The rand extended its retreat from a more than 8-month high against the dollar on Tuesday, after police issued a warrant for the arrest on corruption charges of Ace Magashule, a top official of the governing African National Congress party. The rand traded at R15.62 against the US dollar at the close, 1.61% weaker, as the South African currency fell despite world markets rising on positive news from drugmaker Pfizer on the search for a coronavirus vaccine. The local currency was trading around the R15.56 mark this morning.



Gold prices edged higher today supported by hopes of more US stimulus measures as surging COVID-19 cases threaten to hamper economic recovery, although optimism over vaccine developments limited gains. The precious metal was last trading around the $1,880 mark. Oil prices rose about 2% this morning after an industry report showed that US crude inventories fell by more than expected as prices continued to be supported by news of successful trials of a vaccine for coronavirus. Both Brent and US oil prices are up more than 10 percent this week.


Omnia (OMN) +0.3%

The JSE-listed chemicals and fertilizer group advised shareholders it expects to report a 190% to 210% jump in HEPS for the six months end-September. The group said EPS is expected to increase by between 280% and 300%, from 39 cents in the previous period to between 146 cents and 154 cents. “The group is bearing the fruit of their turnaround strategy, moving from restructuring the organization to focusing on sales and distribution”, the CEO Seelan Gobalsamy said. The business recently reached an agreement to sell its Oro Agri business to European agricultural group, Rovensa for $146 million (R2.4Bn), using the proceeds to reduce its debt levels.


Telkom (TKG) -7.6%

The South African fixed-line telco operator announced on Tuesday that its fixed-line unit shredded more than half a million customers since the end of March, as clients are ditching landlines in favour of mobile phones. However, the group recorded a 54% surge in mobile data revenue for the interim period, supported by an 81% rise in mobile traffic. “We weathered the COVID-19 storm and completed the first half of the year with improved profitability, strong liquidity and a strengthened balance sheet”, the group said in a statement.

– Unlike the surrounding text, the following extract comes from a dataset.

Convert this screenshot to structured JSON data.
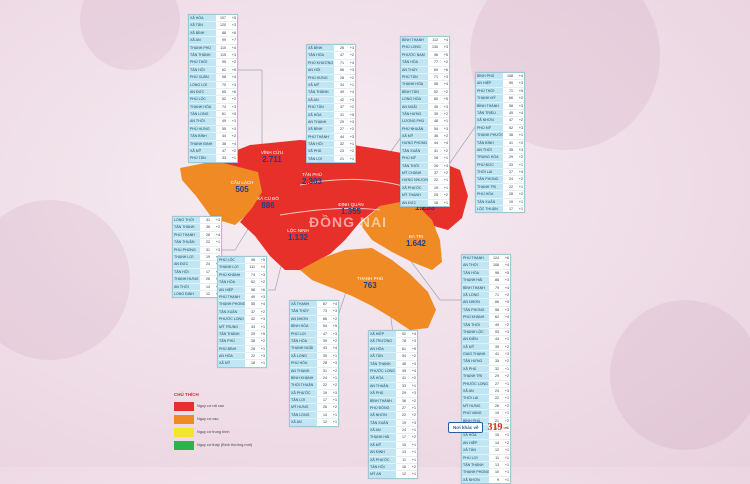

The operator’s mobile customers rose 19% to 13.7 million with net additions of 2.2 million subscribers, making the group the fastest growing mobile operator in South Africa.


Beyond Meat (BYND) -16.9%

The plant-based meat substitute producer swung to a loss during the third quarter, missing analysts’ expectations for both earnings and sales. The group continues its collaborations with various food chains, as it announced the McPlant burger in partnership with McDonald’s and a plant-based sausage pizza in conjunction with Pizza Hut in the US. The group posted a 28 cent loss per share, while Wall Street was expecting a 5 cent profit. The food producer generated 2.7% higher revenue to $94.4 million, more than $37 million below consensus of $132.2 million.


Adidas (ADS) -5.7%

The German sportswear and apparel giant reported a 3% decline in currency-neutral sales to €5.96Bn ($7.05Bn), slightly ahead of expectations of €5.91Bn. The group saw a 12% drop in operating profit to €794 million, ahead of consensus forecasts of €723 million. Shares in the sportwear group fell after it warned of lower sales in the fourth quarter of the year as COVID-19 related lockdowns returns across Europe, this despite forecasting growth in China and strong demand for products designed by superstar, Beyonce. CEO Kasper Rorsted: “While at the beginning of the quarter we were on track for growth in Q4, a worsening of the pandemic in many regions of the world is again requiring our patience and support.” The group benefitted from its digital channels as e-commerce sales surged 51%, with nearly 70% of online sales in Europe and the US coming through its loyalty programme, which now has 150 million members.